Parliamentary sovereignty predates the creation of a unitary state, and is only given democratic force by the Reform Acts of 1832 and 1867, where Parliament is made subject to the people. But since the time of Albert Venn Dicey’s An Introduction to the Law of the Constitution (Dicey, 1885) – still acknowledged by the Supreme Court as the classical statement of Parliamentary Sovereignty – the doctrine has suffered a century’s long erosion with the growth of a supranational constitution; the judicialisation of human rights; a devolution settlement creating a quasi-federal state and the increasing reliance of the executive on delegated legislation.
Now that Parliament has passed the EU Withdrawal Bill it remains the task of Parliament to provide for a meaningful vote on the ‘final deal’ regarding Brexit and ensure the rights of existing EU citizens, not least by its select committees holding the government to account at every stage along the way. It remains within Parliament’s power to ensure full control of the process throughout the negotiations.

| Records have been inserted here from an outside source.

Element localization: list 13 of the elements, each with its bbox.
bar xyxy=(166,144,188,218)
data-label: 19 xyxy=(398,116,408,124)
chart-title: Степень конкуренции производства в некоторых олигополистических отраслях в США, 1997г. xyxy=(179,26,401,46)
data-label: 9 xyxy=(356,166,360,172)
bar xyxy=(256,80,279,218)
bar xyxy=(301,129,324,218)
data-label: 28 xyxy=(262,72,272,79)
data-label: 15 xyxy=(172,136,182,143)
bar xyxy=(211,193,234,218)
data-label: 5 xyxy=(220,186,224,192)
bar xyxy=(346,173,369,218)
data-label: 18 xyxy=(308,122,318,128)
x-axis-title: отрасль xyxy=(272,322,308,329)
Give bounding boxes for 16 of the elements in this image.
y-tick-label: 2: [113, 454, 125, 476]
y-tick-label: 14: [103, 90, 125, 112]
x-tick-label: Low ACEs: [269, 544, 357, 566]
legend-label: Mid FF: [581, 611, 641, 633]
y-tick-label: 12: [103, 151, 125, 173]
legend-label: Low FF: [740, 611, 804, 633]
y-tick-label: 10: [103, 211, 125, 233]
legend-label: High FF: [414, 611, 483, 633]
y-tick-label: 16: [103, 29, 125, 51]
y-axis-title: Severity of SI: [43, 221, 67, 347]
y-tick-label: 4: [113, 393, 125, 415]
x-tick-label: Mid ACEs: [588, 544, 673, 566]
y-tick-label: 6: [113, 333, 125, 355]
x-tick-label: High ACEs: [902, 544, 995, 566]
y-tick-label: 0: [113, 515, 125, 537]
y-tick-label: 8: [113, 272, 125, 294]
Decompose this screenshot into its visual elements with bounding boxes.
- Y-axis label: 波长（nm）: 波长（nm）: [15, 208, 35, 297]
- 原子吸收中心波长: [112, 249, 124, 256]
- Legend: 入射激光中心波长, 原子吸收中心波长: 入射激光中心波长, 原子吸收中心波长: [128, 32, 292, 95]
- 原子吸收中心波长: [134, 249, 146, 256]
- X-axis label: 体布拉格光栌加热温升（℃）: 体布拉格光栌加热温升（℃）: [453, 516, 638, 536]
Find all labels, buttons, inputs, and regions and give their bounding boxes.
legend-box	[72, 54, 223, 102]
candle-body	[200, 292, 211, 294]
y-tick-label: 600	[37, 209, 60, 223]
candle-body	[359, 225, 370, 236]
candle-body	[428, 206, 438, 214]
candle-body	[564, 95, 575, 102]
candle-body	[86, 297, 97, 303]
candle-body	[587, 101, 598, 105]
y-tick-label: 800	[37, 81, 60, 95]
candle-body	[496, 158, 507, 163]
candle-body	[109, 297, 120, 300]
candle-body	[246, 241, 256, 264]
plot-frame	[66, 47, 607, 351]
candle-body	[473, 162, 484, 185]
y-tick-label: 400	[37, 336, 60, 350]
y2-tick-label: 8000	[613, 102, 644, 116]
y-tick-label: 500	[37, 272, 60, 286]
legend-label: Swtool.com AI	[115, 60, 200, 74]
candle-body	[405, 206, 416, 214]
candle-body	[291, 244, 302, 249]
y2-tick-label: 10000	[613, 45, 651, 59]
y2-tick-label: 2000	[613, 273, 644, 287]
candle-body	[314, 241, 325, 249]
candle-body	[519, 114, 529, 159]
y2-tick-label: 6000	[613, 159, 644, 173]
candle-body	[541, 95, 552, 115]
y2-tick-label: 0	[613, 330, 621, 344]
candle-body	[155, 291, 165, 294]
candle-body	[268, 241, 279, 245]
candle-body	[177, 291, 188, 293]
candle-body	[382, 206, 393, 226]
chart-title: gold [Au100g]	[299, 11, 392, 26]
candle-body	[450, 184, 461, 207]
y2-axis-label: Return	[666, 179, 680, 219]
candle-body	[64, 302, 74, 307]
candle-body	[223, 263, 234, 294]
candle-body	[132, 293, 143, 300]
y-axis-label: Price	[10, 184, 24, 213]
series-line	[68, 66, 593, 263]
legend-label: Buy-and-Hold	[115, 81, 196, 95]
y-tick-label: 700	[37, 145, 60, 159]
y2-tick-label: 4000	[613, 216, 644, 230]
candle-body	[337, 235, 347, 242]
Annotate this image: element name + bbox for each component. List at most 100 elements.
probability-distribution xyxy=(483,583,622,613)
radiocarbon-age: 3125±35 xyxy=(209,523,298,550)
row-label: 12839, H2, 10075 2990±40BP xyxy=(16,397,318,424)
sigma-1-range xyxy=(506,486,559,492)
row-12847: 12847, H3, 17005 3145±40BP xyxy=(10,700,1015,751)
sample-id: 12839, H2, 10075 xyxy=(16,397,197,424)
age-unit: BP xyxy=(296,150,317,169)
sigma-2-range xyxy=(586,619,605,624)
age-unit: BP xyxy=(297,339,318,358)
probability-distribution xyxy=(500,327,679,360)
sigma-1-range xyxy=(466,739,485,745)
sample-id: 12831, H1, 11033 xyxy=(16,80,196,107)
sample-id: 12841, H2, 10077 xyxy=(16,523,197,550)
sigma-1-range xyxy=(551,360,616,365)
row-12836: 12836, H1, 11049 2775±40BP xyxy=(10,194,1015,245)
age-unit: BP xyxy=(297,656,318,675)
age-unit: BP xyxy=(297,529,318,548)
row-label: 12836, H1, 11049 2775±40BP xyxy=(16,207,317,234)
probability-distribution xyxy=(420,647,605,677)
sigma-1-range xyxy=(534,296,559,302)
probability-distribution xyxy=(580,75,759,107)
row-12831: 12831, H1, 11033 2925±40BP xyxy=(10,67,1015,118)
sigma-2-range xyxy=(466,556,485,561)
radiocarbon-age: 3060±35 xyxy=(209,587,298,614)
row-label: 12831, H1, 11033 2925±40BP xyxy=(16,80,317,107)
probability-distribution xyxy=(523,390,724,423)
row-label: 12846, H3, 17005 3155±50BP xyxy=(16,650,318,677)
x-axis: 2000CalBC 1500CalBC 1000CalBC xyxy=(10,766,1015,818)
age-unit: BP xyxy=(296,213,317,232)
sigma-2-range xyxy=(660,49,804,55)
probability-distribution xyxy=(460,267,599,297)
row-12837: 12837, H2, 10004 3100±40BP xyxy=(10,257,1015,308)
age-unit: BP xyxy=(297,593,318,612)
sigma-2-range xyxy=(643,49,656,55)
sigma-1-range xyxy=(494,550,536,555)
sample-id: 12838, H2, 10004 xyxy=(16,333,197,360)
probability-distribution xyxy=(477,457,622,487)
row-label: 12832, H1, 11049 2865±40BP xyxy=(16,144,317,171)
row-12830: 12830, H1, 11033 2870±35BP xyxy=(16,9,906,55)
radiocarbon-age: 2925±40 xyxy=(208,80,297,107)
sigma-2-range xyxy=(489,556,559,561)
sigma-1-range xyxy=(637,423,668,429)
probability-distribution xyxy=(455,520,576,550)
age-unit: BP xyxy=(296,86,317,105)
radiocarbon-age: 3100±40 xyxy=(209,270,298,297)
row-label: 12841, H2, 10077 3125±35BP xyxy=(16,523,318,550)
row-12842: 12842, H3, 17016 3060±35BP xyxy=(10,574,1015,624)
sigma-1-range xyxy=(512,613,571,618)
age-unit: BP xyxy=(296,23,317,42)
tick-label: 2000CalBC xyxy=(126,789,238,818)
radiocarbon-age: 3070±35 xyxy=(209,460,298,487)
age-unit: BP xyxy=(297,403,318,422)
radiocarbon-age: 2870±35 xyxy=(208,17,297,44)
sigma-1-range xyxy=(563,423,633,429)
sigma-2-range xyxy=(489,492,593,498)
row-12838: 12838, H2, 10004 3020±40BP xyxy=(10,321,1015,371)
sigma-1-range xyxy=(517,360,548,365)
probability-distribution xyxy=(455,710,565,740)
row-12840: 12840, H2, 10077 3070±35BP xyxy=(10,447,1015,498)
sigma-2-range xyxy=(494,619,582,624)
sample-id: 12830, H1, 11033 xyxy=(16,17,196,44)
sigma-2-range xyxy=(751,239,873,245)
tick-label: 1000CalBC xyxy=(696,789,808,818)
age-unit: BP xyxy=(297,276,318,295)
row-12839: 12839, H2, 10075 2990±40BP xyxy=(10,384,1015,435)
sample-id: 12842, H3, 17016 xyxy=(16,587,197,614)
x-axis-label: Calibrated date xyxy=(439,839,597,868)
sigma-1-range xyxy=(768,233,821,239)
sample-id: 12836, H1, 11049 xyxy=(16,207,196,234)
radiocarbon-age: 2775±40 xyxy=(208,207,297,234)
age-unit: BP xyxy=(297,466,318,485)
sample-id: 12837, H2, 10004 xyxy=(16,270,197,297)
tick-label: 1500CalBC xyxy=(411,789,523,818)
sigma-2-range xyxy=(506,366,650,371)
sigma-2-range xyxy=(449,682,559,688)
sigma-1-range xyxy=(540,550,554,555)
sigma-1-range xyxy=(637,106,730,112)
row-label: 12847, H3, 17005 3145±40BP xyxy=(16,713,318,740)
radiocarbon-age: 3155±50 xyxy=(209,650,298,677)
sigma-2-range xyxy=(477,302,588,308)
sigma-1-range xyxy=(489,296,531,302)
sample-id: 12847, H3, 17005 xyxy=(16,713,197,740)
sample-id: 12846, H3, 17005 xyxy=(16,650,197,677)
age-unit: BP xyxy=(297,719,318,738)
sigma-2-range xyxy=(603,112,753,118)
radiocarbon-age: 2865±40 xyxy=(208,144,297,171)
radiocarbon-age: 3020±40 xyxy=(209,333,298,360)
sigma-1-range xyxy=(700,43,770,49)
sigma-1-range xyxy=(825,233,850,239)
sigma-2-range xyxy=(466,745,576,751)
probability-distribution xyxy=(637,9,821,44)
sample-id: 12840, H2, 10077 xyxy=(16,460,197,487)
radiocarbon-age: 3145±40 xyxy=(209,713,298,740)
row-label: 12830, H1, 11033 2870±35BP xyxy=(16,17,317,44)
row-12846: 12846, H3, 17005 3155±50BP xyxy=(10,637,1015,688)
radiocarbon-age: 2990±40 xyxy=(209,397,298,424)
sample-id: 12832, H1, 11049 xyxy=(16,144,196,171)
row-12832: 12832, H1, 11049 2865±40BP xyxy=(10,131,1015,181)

Far from thwarting the democratic will of the people, it is the responsibility of Members of Parliament in their role as elected representatives to scrutinise the decisions of the executive precisely as an expression of their constituency mandate. Members of Parliament who have no appetite for exercising their scrutiny reserve should make way for others who are more willing to do so. If Parliament collectively cannot fulfil that task it is time for a codified constitution to replace the fig leaf of parliamentary sovereignty with a set of entrenched and codified rights.
Sovereignty as a legal concept emerges from, but is not identical with political reality. According to a traditional doctrine it can only change as part of an iterative process involving a change of constitutional practice – such as the successful entrenchment of legislation. While relationships with the European Union, devolved legislatures and a culture of human rights have provided the context; the ineffectiveness of parliamentary accountability during periods of strong majority government has been a catalyst for change.
The power of political parties inverts the model of executive accountability to Parliament by substituting executive control of the legislature. Where the executive dominates Parliament as seldom before, parliamentary sovereignty risks evisceration to a point where it becomes a criterion for the legitimacy of executive action of which it is no longer the source. By providing for a non-legally binding, pre-legislative, yes-no referendum on a complex set of constitutional relationships and then treating its result as set in stone as the ‘will of the people’ the Conservative Government has undermined the very parliamentary sovereignty that it claims to be restoring. Many MPs of all political parties no longer understand themselves as representatives but as mere delegates. It is not the use of a referendum that is the problem but the way it has been used.
Nothing illustrates the atrophy of Parliament more persuasively than the fact that the debates regarding the scope of parliamentary sovereignty in Miller began in the courts and affirmed a sovereignty that Parliament was unwilling or unable to claim for itself via Parliamentary process. If Parliament cannot reform itself internally as Stein Ringen calls for in openDemocracy there is a need for an extra-parliamentary movement for a codified constitution which would include the reform of the House of Lords, entrenchment of social and economic rights, a more proportional system of election and a transparent process for any citizen to raise their constitutional concerns via petitioning a constitutional court.
The Select Committee on the Reform of the House of Commons under the chairmanship of Tony Wright was a first step. While the establishment of a Business Committee to give the Commons a role in setting its own business and the election of Select Committee Chairs (see Mark Fisher) gives the House of Commons the theoretical power to hold the government more effectively to account, the process requires the support of an active citizens’ movement that can engage with Parliament at an institutional level. Why do concerned citizens today have any less right to be heard constitutionally than those such as Gina Miller who have the resources to litigate in the High Court or the children of hereditary peers such as Lord Thurso who was elected to the House of Lords from an electorate of only three Liberal members eligible to vote?